A resolution seeking repeal of the 1863 federal law that banished Dakota Indians from Minnesota can promote healing and teaching, supporters of the move said today at the State Capitol. The measure was passed unanimously by the Legislature this month and signed by the governor.
A state resolution asking Congress to repeal an 1863 act that banished the Dakota Indians from Minnesota can foster teaching and healing nearly 150 years after the bloody war that erupted between the tribe and white settlers, a representative of the state's Indian communities said today at the State Capitol.
"I do believe it is an act of symbolism and an act that says a lot today about the healing of past wrongs that were committed," said Annamarie Hill, executive director of the state Indian Affairs Council.
After the Dakota Conflict of 1862, which killed hundreds of whites and Indians, President Abraham Lincoln signed an act that removed four Dakota bands from Minnesota. The act provided each Indian with 80 acres of land outside the state, apparently as an inducement to farm; most of them wound up in Dakota Territory or in Canada.
Rep. Dean Urdahl, R-Grove City, sponsored the resolution after finding out that the statute was still on the books. It came to his attention as chairman of the state's Lincoln Bicentennial Commission, marking the 200th anniversary of the Civil War president's 1809 birthday. The resolution passed the Legislature unanimously and was signed by Gov. Tim Pawlenty.
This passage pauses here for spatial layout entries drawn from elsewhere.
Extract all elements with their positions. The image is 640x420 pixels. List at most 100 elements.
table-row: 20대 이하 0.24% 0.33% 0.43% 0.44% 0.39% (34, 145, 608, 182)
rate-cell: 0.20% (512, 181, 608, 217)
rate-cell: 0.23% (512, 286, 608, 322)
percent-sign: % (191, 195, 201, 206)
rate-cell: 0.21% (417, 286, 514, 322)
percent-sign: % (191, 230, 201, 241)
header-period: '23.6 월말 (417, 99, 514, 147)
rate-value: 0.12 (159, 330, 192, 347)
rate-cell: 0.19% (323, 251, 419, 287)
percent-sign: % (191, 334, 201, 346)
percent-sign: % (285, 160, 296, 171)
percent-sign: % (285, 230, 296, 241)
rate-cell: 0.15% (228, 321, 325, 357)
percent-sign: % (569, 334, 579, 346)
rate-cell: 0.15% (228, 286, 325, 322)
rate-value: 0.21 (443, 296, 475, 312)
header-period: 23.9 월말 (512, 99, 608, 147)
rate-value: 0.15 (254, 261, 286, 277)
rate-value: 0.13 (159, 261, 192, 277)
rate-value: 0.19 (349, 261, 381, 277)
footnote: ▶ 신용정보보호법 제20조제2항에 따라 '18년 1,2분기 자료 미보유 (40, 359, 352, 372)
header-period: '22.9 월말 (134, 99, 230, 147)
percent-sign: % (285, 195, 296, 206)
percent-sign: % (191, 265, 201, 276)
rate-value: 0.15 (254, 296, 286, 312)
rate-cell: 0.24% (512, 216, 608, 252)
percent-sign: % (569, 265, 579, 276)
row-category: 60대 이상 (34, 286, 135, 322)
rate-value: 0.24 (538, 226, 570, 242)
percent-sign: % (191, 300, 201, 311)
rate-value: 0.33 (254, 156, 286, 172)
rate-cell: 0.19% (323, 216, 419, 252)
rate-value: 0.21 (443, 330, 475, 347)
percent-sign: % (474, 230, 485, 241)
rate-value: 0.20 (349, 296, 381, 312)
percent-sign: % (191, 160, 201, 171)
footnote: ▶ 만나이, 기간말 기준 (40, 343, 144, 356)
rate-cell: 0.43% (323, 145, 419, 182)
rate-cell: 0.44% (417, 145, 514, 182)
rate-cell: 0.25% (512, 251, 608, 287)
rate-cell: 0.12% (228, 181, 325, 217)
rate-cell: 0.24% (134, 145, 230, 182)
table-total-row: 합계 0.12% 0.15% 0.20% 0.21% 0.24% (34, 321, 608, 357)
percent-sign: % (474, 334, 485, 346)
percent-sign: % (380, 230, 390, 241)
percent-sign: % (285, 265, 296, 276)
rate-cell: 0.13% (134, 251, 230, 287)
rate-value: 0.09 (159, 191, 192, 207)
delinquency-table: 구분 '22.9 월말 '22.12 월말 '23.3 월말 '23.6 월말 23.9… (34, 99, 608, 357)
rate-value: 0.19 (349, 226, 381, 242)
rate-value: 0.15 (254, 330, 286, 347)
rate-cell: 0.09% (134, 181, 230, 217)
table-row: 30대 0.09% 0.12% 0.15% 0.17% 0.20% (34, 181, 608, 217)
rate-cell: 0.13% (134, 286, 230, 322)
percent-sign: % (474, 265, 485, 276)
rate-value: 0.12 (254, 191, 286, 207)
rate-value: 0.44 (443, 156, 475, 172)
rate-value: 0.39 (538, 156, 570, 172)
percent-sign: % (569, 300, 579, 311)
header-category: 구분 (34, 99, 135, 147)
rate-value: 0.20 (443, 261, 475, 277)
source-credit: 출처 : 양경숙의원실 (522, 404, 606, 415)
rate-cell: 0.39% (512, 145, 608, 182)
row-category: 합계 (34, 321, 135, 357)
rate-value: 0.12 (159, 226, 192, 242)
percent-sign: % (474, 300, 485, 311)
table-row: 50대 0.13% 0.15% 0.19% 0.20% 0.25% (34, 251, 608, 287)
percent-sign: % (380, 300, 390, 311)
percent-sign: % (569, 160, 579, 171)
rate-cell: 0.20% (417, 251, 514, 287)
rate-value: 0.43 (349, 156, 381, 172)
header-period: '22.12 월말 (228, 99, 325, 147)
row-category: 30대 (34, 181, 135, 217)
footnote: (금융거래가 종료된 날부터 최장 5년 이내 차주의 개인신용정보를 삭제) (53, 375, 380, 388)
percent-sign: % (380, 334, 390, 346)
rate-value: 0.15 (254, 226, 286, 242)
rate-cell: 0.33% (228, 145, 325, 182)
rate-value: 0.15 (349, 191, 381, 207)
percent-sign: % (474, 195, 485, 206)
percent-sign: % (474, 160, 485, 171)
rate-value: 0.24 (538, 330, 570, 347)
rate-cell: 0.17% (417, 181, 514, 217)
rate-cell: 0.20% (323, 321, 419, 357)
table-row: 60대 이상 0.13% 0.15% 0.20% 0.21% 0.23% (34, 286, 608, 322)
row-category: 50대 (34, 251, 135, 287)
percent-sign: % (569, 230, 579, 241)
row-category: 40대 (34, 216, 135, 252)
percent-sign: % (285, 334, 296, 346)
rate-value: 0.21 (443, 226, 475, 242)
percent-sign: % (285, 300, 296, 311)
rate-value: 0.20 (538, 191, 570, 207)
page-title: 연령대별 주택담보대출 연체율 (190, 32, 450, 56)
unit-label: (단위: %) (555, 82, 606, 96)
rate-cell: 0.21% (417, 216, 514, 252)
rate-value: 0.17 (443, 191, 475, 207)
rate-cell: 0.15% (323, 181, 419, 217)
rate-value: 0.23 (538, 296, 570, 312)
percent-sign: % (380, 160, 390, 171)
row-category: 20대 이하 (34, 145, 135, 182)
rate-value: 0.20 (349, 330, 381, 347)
"It is past time for this law to be repealed," said Urdahl, who has written two historical novels about the war. "This is a much-needed symbol of reconciliation as we near the sesquicentennial of the conflict in 2012. Let the healing grow with the repealing."
Urdahl said that many Dakota still carry deep resentment against Lincoln, who was responding to the calls of some Minnesota leaders to exterminate the tribe. Given a list of 303 Dakota to hang for their role in the conflict, Lincoln winnowed down the list to 38. But the mass execution at Mankato remains the largest in U.S. history.
"Lincoln said a couple things -- that I won't hang men by the hundreds and I won't hang men for votes. He was trying to get it right, but they still got it wrong," Urdahl said.
Urdahl said that he has been in touch with U.S. Rep. Collin Peterson to discuss putting the resolution before Congress. Peterson's western Minnesota district includes two Dakota reservations and some of the battlefields.